There is a list of propositions discussed so far in this site.
Main Body
1: Description
For any topological spaces, \(T_1, T_2\), any subset, \(S \subseteq T_1\), any continuous map, \(f: S \rightarrow T_2\), and the adjunction topological space, \(T_2 \cup_f T_1\), the canonical map, \(f_3: T_2 \rightarrow T_2 \cup_f T_1\), is a continuous embedding.
2: Proof
\(f_3\) is obviously injective. \(f_3\) is continuous, because \(f_3: T_2 \rightarrow T_1 + T_2 \rightarrow T_2 \cup_f T_1\) is a composition of continuous maps (the former constituent of the composition is so because of the definition of topological sum; the latter is so because of the definition of quotient space). \({f_3}': T_2 \rightarrow f_3 (T_2)\) is bijective and continuous by the proposition that any restriction of any continuous map on the domain and the codomain is continuous. The remaining issue is whether \({{f_3}'}^{-1}\) is continuous. For any open set, \(U \subseteq T_2\), \(U = S' \cup S''\) where \(S' = U \cap f (T_1)\) and \(S'' = U \setminus S'\). Is \({{{f_3}'}^{-1}}^{-1} (U)\) open on \(f_3 (T_2)\)? \({{{f_3}'}^{-1}}^{-1} (U) = {f_3}' (U) = {f_3}' (S') \cup {f_3}' (S'')\), by the proposition that for any map, the map image of any union of sets is the union of the map images of the sets. \({f_3}' (S') = \{[p]: p \in S', [p] = \{f^{-1} (p) \cup \{p\}\}\}\); \({f_3}' (S'') = S''\).

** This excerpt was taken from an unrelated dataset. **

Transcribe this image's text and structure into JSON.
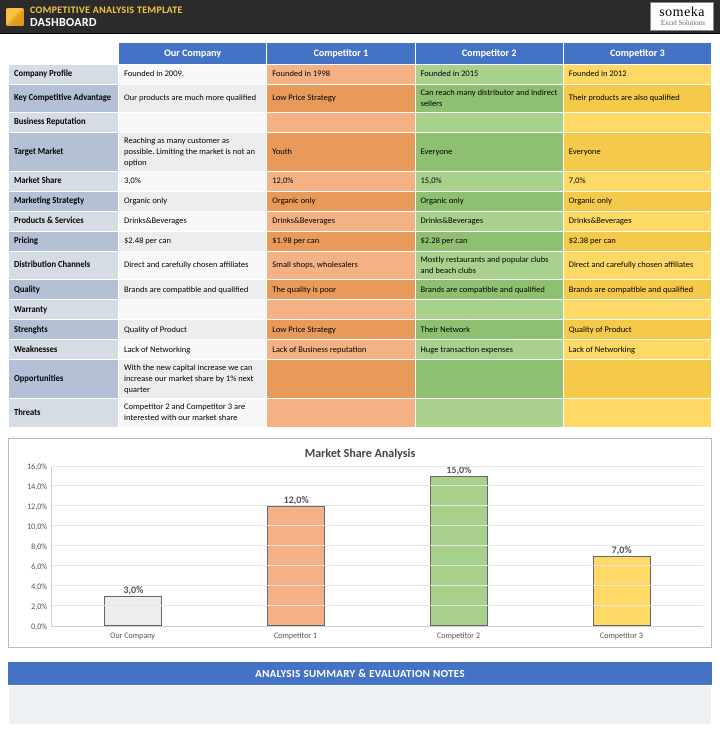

Whether \({{{f_3}'}^{-1}}^{-1} (U)\) is open on \(f_3 (T_2)\) is whether there is an open set, \(U' \subset T_2 \cup_f T_1\), such that \({{{f_3}'}^{-1}}^{-1} (U) = U' \cap f_3 (T_2)\), by the definition of subspace topology, so, let us define such a \(U'\). \(f^{-1} (U)\) is open on \(S\), so, there is an open set, \(U'' \subseteq T_1\), such that \(f^{-1} (U) = U'' \cap S\). \(U' := (U'' \setminus S) \cup {{{f_3}'}^{-1}}^{-1} (U)\). Let us prove that \(U'\) is open on \(T_2 \cup_f T_1\), which is whether \(f_4^{-1} (U')\) is open on \(T_1 + T_2\) where \(f_4: T_1 + T_2 \rightarrow T_2 \cup_f T_1\) is the quotient map, by the definition of quotient topology on set with respect to map, which is whether \(f_4^{-1} (U') \cap T_1\) and \(f_4^{-1} (U') \cap T_2\) are open, by the definition of topological sum. \(f_4^{-1} (U') \cap T_1 = U''\); \(f_4^{-1} (U') \cap T_2 = U\). So, \(U'\) is open on \(T_2 \cup_f T_1\). \({{{f_3}'}^{-1}}^{-1} (U) = U' \cap f_3 (T_2)\), because \(U'\) is \((U'' \setminus S) \cup {{{f_3}'}^{-1}}^{-1} (U)\) while \(f_3 (T_2) \cap (U'' \setminus S) = \emptyset\).